Vous n’êtes pas sur la liste !

Matveï Korneïevitch ne bougea pas.

Il serra seulement un peu plus fort le bord rugueux d’une épaisse enveloppe en papier posée sur ses genoux.

Au-dessus de lui se tenait un jeune homme vêtu d’une veste bleu foncé étroite, visiblement trop serrée aux épaules.

Le garçon exhalait fortement l’odeur du chewing-gum à la menthe et d’un parfum âpre — une senteur totalement étrangère à cette vieille salle de cérémonie de l’institut polytechnique, imprégnée de poussière de bois et du velours chauffé des rideaux.

— Vous m’entendez ? — le jeune homme frappa avec impatience le dossier du fauteuil placé devant lui.
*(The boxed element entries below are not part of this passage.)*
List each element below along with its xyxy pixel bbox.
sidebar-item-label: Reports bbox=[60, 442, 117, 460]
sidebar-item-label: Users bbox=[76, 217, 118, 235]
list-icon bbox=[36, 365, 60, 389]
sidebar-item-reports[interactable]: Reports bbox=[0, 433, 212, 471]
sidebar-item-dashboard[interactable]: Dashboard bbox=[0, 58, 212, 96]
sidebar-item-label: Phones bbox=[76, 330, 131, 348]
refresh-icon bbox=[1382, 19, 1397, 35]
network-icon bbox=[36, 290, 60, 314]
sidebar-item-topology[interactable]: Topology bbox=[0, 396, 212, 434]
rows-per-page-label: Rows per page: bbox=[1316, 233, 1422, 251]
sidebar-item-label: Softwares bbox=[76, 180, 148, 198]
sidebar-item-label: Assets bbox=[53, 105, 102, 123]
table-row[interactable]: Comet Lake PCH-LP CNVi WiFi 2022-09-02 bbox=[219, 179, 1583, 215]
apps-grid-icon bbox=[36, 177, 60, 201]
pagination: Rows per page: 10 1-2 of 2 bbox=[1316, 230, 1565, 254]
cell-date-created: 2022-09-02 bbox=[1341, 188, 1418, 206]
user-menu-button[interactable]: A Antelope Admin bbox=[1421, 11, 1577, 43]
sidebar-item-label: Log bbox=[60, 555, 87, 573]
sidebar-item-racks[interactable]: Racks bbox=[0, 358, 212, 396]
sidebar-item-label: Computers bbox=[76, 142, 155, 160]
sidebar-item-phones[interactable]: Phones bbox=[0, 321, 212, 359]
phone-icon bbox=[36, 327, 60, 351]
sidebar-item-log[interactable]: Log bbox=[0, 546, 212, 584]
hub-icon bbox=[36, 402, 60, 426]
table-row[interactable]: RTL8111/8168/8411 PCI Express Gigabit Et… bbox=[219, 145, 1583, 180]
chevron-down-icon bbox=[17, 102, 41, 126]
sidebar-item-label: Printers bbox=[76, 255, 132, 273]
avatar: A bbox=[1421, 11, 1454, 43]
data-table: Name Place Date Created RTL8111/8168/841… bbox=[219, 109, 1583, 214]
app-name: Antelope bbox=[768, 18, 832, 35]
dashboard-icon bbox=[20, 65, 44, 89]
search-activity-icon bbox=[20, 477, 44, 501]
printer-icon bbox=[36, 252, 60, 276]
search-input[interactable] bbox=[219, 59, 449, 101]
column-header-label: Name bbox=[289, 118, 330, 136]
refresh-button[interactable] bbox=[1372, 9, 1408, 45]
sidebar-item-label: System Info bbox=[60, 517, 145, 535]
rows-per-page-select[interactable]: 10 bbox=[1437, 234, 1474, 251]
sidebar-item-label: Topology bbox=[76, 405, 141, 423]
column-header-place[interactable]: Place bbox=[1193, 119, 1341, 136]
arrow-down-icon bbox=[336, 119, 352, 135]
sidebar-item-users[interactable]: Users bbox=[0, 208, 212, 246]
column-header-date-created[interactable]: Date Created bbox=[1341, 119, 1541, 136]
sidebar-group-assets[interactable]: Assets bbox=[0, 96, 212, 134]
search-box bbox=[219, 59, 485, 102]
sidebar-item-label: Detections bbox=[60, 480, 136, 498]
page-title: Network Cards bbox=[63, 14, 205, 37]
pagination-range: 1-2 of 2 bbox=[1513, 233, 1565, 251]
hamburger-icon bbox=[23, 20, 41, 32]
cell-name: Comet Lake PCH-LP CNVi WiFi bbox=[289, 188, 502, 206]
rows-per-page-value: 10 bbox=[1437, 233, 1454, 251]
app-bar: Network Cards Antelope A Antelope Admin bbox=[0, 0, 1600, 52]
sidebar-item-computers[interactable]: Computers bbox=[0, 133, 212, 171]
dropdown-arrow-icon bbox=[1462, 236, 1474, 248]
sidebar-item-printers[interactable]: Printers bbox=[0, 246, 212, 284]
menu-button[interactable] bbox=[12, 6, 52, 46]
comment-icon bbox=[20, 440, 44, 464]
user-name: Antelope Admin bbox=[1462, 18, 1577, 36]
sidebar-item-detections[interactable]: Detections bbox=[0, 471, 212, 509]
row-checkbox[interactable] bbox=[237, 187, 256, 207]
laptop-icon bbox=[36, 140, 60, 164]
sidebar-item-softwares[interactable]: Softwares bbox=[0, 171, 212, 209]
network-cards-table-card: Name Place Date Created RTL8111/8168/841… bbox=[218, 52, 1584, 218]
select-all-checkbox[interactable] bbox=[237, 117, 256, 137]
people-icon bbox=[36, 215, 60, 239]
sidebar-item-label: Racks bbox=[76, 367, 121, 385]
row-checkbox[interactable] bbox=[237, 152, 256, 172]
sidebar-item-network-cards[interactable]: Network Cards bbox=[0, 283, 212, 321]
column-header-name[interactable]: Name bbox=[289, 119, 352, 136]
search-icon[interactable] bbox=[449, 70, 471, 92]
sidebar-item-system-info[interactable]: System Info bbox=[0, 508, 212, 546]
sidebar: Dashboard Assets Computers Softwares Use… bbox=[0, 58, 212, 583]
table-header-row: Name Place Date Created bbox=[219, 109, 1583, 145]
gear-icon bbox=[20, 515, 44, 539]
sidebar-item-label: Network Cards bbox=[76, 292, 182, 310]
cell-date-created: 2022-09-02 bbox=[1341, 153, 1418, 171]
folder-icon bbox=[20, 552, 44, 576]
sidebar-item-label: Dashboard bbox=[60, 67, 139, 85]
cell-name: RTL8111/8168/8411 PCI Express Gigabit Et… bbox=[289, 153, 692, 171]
— Le troisième rang est entièrement réservé à la direction du holding de construction.

Levez-vous et montez au balcon.

Des places pour les proches des étudiants ont été prévues là-haut.

Le vieil homme leva lentement les yeux.

Le tissu de laine de sa vareuse de cérémonie le piquait un peu à cause de la chaleur étouffante — les vieux climatiseurs ne suffisaient pas à compenser la respiration des cinq cents personnes rassemblées.

— J’ai un billet d’invitation, — répondit Matveï Korneïevitch d’une voix calme et sourde.

— Délivré par le décanat.

Troisième rang, place huit.

L’agent de sécurité grinça avec irritation la semelle en caoutchouc de sa chaussure vernie sur le parquet et rajusta le fil transparent de son oreillette qui disparaissait derrière le col de sa chemise d’un blanc éclatant.

— Votre réservation a été annulée ce matin même.

Vous ne figurez pas sur les listes.

Debout, père.

Ne faisons pas de scène inutile.

À gauche, une femme à la coiffure haute et aux lourdes boucles d’oreilles en or fit bruire son programme avec mécontentement.

— Monsieur, ayez donc un peu de conscience ! — chuchota-t-elle bruyamment, en pinçant les lèvres avec irritation.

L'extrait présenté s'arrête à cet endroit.